I feel like this is a bit of a chicken-and-egg sort of scenario.
Which comes first, the established authorship or the author newsletter? “You have to build a mailing list to sell your books,” they say, and then, “but it’s super hard to get anyone to subscribe before you’ve published.” So if you are here, for my very first newsletter—well, thanks for taking a chance on an aspiring author! I truly appreciate you.
A little introduction
I’m not sure if this is a necessary section—after all, my first subscribers are probably going to be people who already know me in some capacity—but I feel like I should formally introduce myself anyhow. So, in no particular order:
I’m Elisabeth—please don’t call me Liz, but Betsy is fine!
Like most writers, I’ve been dabbling in storytelling since I was a kid. One of my first works was a sequel to Mrs. Frisby and the Rats of NIHM; sadly (not) it has been lost to posterity.
My novella What Eyes Can See, a non-magical Cinderella retelling, was published in an anthology in 2014.
I’m a Christian. My prayer—like David’s in Psalm 19, but tweaked a bit for my specific scenario—is that the words of my keyboard and the imaginations of my heart will be pleasing to God and reflect His truth. I hope you like my stories, but mostly I hope Jesus likes them.
I live with my husband (a pastor) and my two young daughters (currently unemployed) in the rural Midwest. I’ve been a stay-at-home mom since my oldest was born in 2019; before that, I was a piano teacher.
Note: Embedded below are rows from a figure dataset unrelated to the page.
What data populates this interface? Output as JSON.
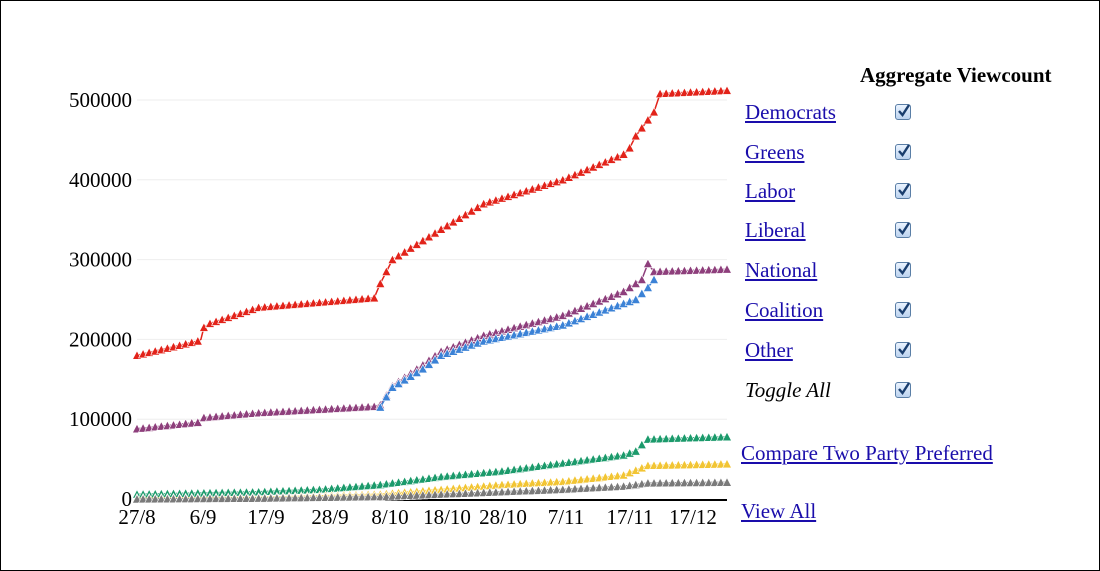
{
  "legend": {
    "title": "Aggregate Viewcount",
    "parties": [
      {
        "label": "Democrats",
        "checked": true
      },
      {
        "label": "Greens",
        "checked": true
      },
      {
        "label": "Labor",
        "checked": true
      },
      {
        "label": "Liberal",
        "checked": true
      },
      {
        "label": "National",
        "checked": true
      },
      {
        "label": "Coalition",
        "checked": true
      },
      {
        "label": "Other",
        "checked": true
      }
    ],
    "toggle_all": {
      "label": "Toggle All",
      "checked": true
    }
  },
  "links": {
    "compare": "Compare Two Party Preferred",
    "view_all": "View All"
  },
  "chart_data": {
    "type": "line",
    "marker": "triangle",
    "title": "",
    "xlabel": "",
    "ylabel": "",
    "ylim": [
      0,
      500000
    ],
    "yticks": [
      0,
      100000,
      200000,
      300000,
      400000,
      500000
    ],
    "xticks": [
      "27/8",
      "6/9",
      "17/9",
      "28/9",
      "8/10",
      "18/10",
      "28/10",
      "7/11",
      "17/11",
      "17/12"
    ],
    "grid": "horizontal",
    "series": [
      {
        "color": "#e2231a",
        "points": [
          [
            0,
            180000
          ],
          [
            10,
            198000
          ],
          [
            10.5,
            200000
          ],
          [
            11,
            215000
          ],
          [
            12,
            220000
          ],
          [
            20,
            240000
          ],
          [
            39,
            252000
          ],
          [
            40,
            270000
          ],
          [
            41,
            285000
          ],
          [
            42,
            300000
          ],
          [
            50,
            338000
          ],
          [
            57,
            370000
          ],
          [
            70,
            400000
          ],
          [
            80,
            432000
          ],
          [
            81,
            440000
          ],
          [
            82,
            455000
          ],
          [
            84,
            475000
          ],
          [
            85,
            485000
          ],
          [
            86,
            508000
          ],
          [
            97,
            512000
          ]
        ]
      },
      {
        "color": "#8e3f7c",
        "points": [
          [
            0,
            88000
          ],
          [
            10,
            96000
          ],
          [
            11,
            102000
          ],
          [
            20,
            108000
          ],
          [
            39,
            116000
          ],
          [
            40,
            118000
          ],
          [
            41,
            130000
          ],
          [
            42,
            142000
          ],
          [
            47,
            168000
          ],
          [
            50,
            185000
          ],
          [
            57,
            205000
          ],
          [
            70,
            230000
          ],
          [
            80,
            260000
          ],
          [
            83,
            275000
          ],
          [
            84,
            295000
          ],
          [
            85,
            285000
          ],
          [
            97,
            288000
          ]
        ]
      },
      {
        "color": "#3b82d6",
        "points": [
          [
            40,
            115000
          ],
          [
            41,
            128000
          ],
          [
            42,
            140000
          ],
          [
            47,
            163000
          ],
          [
            50,
            180000
          ],
          [
            57,
            198000
          ],
          [
            70,
            218000
          ],
          [
            80,
            245000
          ],
          [
            82,
            250000
          ],
          [
            84,
            265000
          ],
          [
            85,
            275000
          ]
        ]
      },
      {
        "color": "#1b9a6b",
        "points": [
          [
            0,
            6000
          ],
          [
            20,
            9000
          ],
          [
            30,
            12000
          ],
          [
            40,
            18000
          ],
          [
            50,
            28000
          ],
          [
            60,
            35000
          ],
          [
            70,
            45000
          ],
          [
            80,
            55000
          ],
          [
            82,
            60000
          ],
          [
            83,
            68000
          ],
          [
            84,
            75000
          ],
          [
            97,
            78000
          ]
        ]
      },
      {
        "color": "#f2c534",
        "points": [
          [
            0,
            1000
          ],
          [
            20,
            2000
          ],
          [
            40,
            6000
          ],
          [
            50,
            12000
          ],
          [
            60,
            18000
          ],
          [
            70,
            22000
          ],
          [
            80,
            30000
          ],
          [
            84,
            42000
          ],
          [
            97,
            44000
          ]
        ]
      },
      {
        "color": "#7a7a7a",
        "points": [
          [
            0,
            0
          ],
          [
            20,
            1000
          ],
          [
            40,
            3000
          ],
          [
            50,
            6000
          ],
          [
            60,
            9000
          ],
          [
            70,
            12000
          ],
          [
            80,
            16000
          ],
          [
            84,
            20000
          ],
          [
            97,
            21000
          ]
        ]
      }
    ]
  }
}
What can you expect from my books?
I write cozy fantasy romance, and not to brag, but all my beta readers think I’m funny. My debut novel, What Comes of Attending the Commoners Ball, is a sweet romance with a just a hint of magic, set in a Victorian-esque time period. You can expect a ball or two (obviously), lots of cheese, and themes of dependance and giving.
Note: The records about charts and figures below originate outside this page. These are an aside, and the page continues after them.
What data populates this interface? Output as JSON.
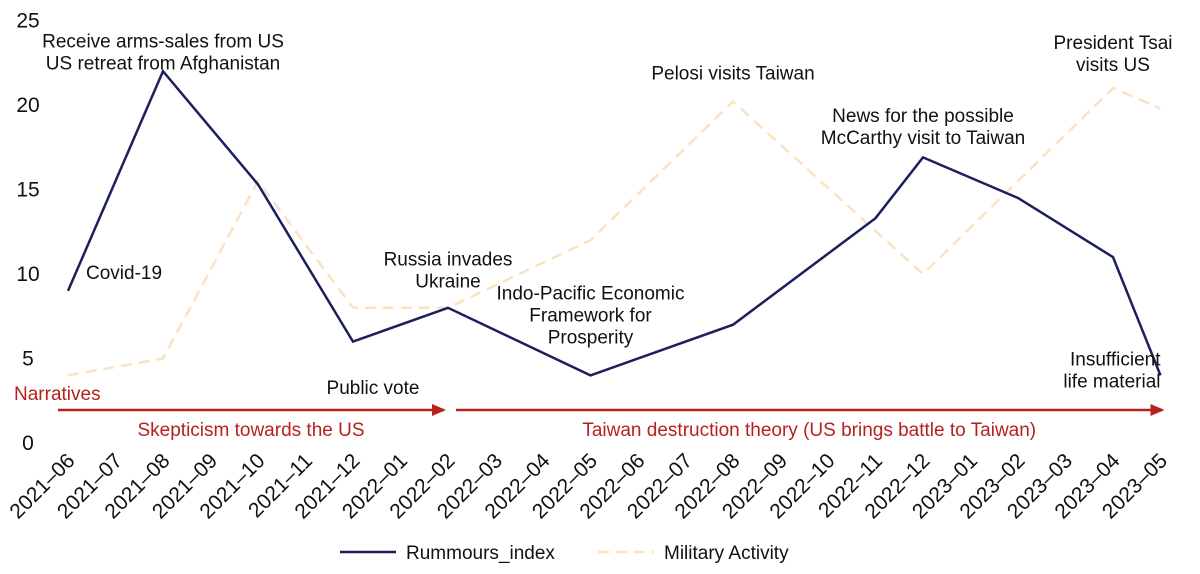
{
  "chart_data": {
    "type": "line",
    "title": "",
    "xlabel": "",
    "ylabel": "",
    "ylim": [
      0,
      25
    ],
    "yticks": [
      0,
      5,
      10,
      15,
      20,
      25
    ],
    "grid": false,
    "legend_position": "bottom",
    "categories": [
      "2021-06",
      "2021-07",
      "2021-08",
      "2021-09",
      "2021-10",
      "2021-11",
      "2021-12",
      "2022-01",
      "2022-02",
      "2022-03",
      "2022-04",
      "2022-05",
      "2022-06",
      "2022-07",
      "2022-08",
      "2022-09",
      "2022-10",
      "2022-11",
      "2022-12",
      "2023-01",
      "2023-02",
      "2023-03",
      "2023-04",
      "2023-05"
    ],
    "x_tick_labels": [
      "2021–06",
      "2021–07",
      "2021–08",
      "2021–09",
      "2021–10",
      "2021–11",
      "2021–12",
      "2022–01",
      "2022–02",
      "2022–03",
      "2022–04",
      "2022–05",
      "2022–06",
      "2022–07",
      "2022–08",
      "2022–09",
      "2022–10",
      "2022–11",
      "2022–12",
      "2023–01",
      "2023–02",
      "2023–03",
      "2023–04",
      "2023–05"
    ],
    "x_axis_note": "The chart plots points at every other month (category index 0,2,4,...,22) plus the final month.",
    "series": [
      {
        "name": "Rummours_index",
        "color": "#1b1f5e",
        "style": "solid",
        "points": [
          {
            "x": "2021-06",
            "y": 9
          },
          {
            "x": "2021-08",
            "y": 22
          },
          {
            "x": "2021-10",
            "y": 15.3
          },
          {
            "x": "2021-12",
            "y": 6
          },
          {
            "x": "2022-02",
            "y": 8
          },
          {
            "x": "2022-05",
            "y": 4
          },
          {
            "x": "2022-08",
            "y": 7
          },
          {
            "x": "2022-11",
            "y": 13.3
          },
          {
            "x": "2022-12",
            "y": 16.9
          },
          {
            "x": "2023-02",
            "y": 14.5
          },
          {
            "x": "2023-04",
            "y": 11
          },
          {
            "x": "2023-05",
            "y": 4
          }
        ]
      },
      {
        "name": "Military Activity",
        "color": "#fbe2c3",
        "style": "dashed",
        "points": [
          {
            "x": "2021-06",
            "y": 4
          },
          {
            "x": "2021-08",
            "y": 5
          },
          {
            "x": "2021-10",
            "y": 15.5
          },
          {
            "x": "2021-12",
            "y": 8
          },
          {
            "x": "2022-02",
            "y": 8
          },
          {
            "x": "2022-05",
            "y": 12
          },
          {
            "x": "2022-08",
            "y": 20.2
          },
          {
            "x": "2022-12",
            "y": 10
          },
          {
            "x": "2023-04",
            "y": 21
          },
          {
            "x": "2023-05",
            "y": 19.8
          }
        ]
      }
    ],
    "annotations": [
      {
        "lines": [
          "Receive arms-sales from US",
          "US retreat from Afghanistan"
        ],
        "x": "2021-08",
        "y": 23.4,
        "anchor": "middle"
      },
      {
        "lines": [
          "Covid-19"
        ],
        "x": "2021-06",
        "y": 9.7,
        "anchor": "start",
        "dx": 18
      },
      {
        "lines": [
          "Russia invades",
          "Ukraine"
        ],
        "x": "2022-02",
        "y": 10.5,
        "anchor": "middle"
      },
      {
        "lines": [
          "Indo-Pacific Economic",
          "Framework for",
          "Prosperity"
        ],
        "x": "2022-05",
        "y": 8.5,
        "anchor": "middle"
      },
      {
        "lines": [
          "Pelosi visits Taiwan"
        ],
        "x": "2022-08",
        "y": 21.5,
        "anchor": "middle"
      },
      {
        "lines": [
          "News for the possible",
          "McCarthy visit to Taiwan"
        ],
        "x": "2022-12",
        "y": 19,
        "anchor": "middle"
      },
      {
        "lines": [
          "President Tsai",
          "visits US"
        ],
        "x": "2023-04",
        "y": 23.3,
        "anchor": "middle"
      },
      {
        "lines": [
          "Insufficient",
          "life material"
        ],
        "x": "2023-05",
        "y": 4.6,
        "anchor": "end"
      },
      {
        "lines": [
          "Public vote"
        ],
        "x": "2021-12",
        "y": 2.9,
        "anchor": "middle",
        "dx": 20
      }
    ],
    "narratives": {
      "label": "Narratives",
      "color": "#b5221e",
      "arrows": [
        {
          "label": "Skepticism towards the US",
          "from": "2021-06",
          "to": "2022-02"
        },
        {
          "label": "Taiwan destruction theory (US brings battle to Taiwan)",
          "from": "2022-02",
          "to": "2023-05"
        }
      ]
    }
  }
}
After that … I have a lot of ideas, so we’ll see!
Plans for the ‘stack
Are we calling Substack “the ‘stack” yet? No? Just me? Okay whatever. Add to the above bullet list “I have a propensity to give everything a weird nickname.” It’s not a crime.
anyhow
My plans for this monthly newsletter are (1) share writing updates/sneak peaks/behind-the-scenes novelist stuff and (2) recommend books, just in case your TBR is getting a little thin these days. This is … literally what every other author does, hmm, so to sweeten the deal I will also toss in the occasional rabbit picture. I’d also love to host some author interviews and longer book reviews on here, but those might be on a separate list so you can opt in or out of them at will. I am still figuring out How To Do Stuff Online.
What’s with the metaphorical cello?
Listen. A long time ago when I had no white hairs and also my knees didn’t squeak, I was chatting about The Piano Guys’ rendition of “So Happy Together” with some friends and it got weird and I used a phrase from that conversation as the title of my college blog (it’s dead, so don’t bother trying to find my Embarrassing Past) and it has followed me since. Do I play cello? Well, not literally. Can I make a dumb metaphor out of it? Yes I can, but I will not be elaborating at this time. Follow me for more interesting stories like this.
Okay, this is long enough, and also I am sleepy.
May your cello always be in tune,
Elisabeth
you had me at rabbit photos and, of course, your hilarious stories. :) happy first newsletter. <3
Comedy gold. Will be coming back for more.